Она ступает по влажной траве меж двух своих волокущихся питомцев. Сиреневым цветом тянется за ней широкий шлейф ее халата. Халат распущен, но рыжие волосы Хелла держит заколотыми, собранными в гордиев узел.

Медленно она идет между своими собаками; унизанные браслетами руки опущены, в свободных пальцах она держит благоухающую ветвь.

Ветку магнолии.

Хелла размыкает уста. Ее голос монотонный, без жизни, и в то же время он очень чувственный, трепетный, вздымающийся и опускающийся…

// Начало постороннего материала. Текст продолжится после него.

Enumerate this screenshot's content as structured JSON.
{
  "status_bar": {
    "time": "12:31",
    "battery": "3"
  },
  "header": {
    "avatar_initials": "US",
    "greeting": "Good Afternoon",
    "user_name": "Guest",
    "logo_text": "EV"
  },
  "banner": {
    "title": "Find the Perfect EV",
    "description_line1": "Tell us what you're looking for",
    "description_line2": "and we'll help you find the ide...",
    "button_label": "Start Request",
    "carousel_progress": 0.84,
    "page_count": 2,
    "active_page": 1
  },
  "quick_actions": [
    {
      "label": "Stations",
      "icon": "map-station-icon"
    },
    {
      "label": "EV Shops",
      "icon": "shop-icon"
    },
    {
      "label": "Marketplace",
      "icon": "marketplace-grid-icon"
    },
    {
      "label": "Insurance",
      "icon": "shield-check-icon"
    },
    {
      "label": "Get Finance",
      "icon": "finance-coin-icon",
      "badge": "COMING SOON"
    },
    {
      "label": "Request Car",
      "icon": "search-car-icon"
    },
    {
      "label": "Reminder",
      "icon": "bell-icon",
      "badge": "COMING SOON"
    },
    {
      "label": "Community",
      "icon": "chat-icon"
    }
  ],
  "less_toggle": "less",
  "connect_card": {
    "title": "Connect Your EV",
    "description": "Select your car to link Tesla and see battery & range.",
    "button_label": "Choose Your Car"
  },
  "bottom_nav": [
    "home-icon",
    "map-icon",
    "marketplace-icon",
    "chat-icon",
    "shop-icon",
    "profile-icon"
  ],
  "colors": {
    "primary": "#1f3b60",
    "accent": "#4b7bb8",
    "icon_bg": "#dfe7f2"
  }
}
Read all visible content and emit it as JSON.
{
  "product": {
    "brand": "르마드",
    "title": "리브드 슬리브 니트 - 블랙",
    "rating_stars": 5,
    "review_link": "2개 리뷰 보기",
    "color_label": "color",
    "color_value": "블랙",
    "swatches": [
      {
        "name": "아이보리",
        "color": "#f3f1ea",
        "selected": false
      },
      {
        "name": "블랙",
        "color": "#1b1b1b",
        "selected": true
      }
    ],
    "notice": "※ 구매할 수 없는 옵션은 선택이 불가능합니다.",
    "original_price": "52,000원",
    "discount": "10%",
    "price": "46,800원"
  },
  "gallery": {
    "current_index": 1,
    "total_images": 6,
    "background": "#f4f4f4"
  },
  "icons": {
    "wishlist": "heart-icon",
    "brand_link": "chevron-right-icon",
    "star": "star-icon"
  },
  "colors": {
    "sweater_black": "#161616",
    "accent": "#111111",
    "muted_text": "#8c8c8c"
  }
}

Хелла затягивает – то ли речь, то ли песнь без рифмы:

– Госпожа, услышь же меня, моя суровая дива, богиня целомудрия и смерти, та, что властна над телом моим. Выслушай меня, владычица безмилостная, выслушай меня. Я зову тебя, ибо я есть твоя рабыня. От ивы зову я тебя и от веревки на том суку, в чьей петле так весело качался шестнадцатилетний возлюбленный. От стальной пули зову, которую граф, опьяненный страстью, по наущенью моему пустил в сердце свое. От решетки зову, за коей заключен юноша, укравший ради меня бриллиант. От холодных кирпичных стен дома для умалишенных зову, где два брата, сведенные мною с ума, проглядывают воспаленные очи в ночь. Всеми бедами я зову тебя, несказанным горем, всем, что ты дозволила мне, жрице твоей. Дуэлью и убийством, лжесвидетельством и воровством. Самоубийством и болезнью, безумием и смертью призываю тебя.

Своим последним славным делом взываю к тебе, о, госпожа, – лихорадкой ума того белокурого юноши с детским лицом, который по одному проблеску очей моих убил мать свою и принес мне ее еще теплое сердце, дабы я скормила его псам своим.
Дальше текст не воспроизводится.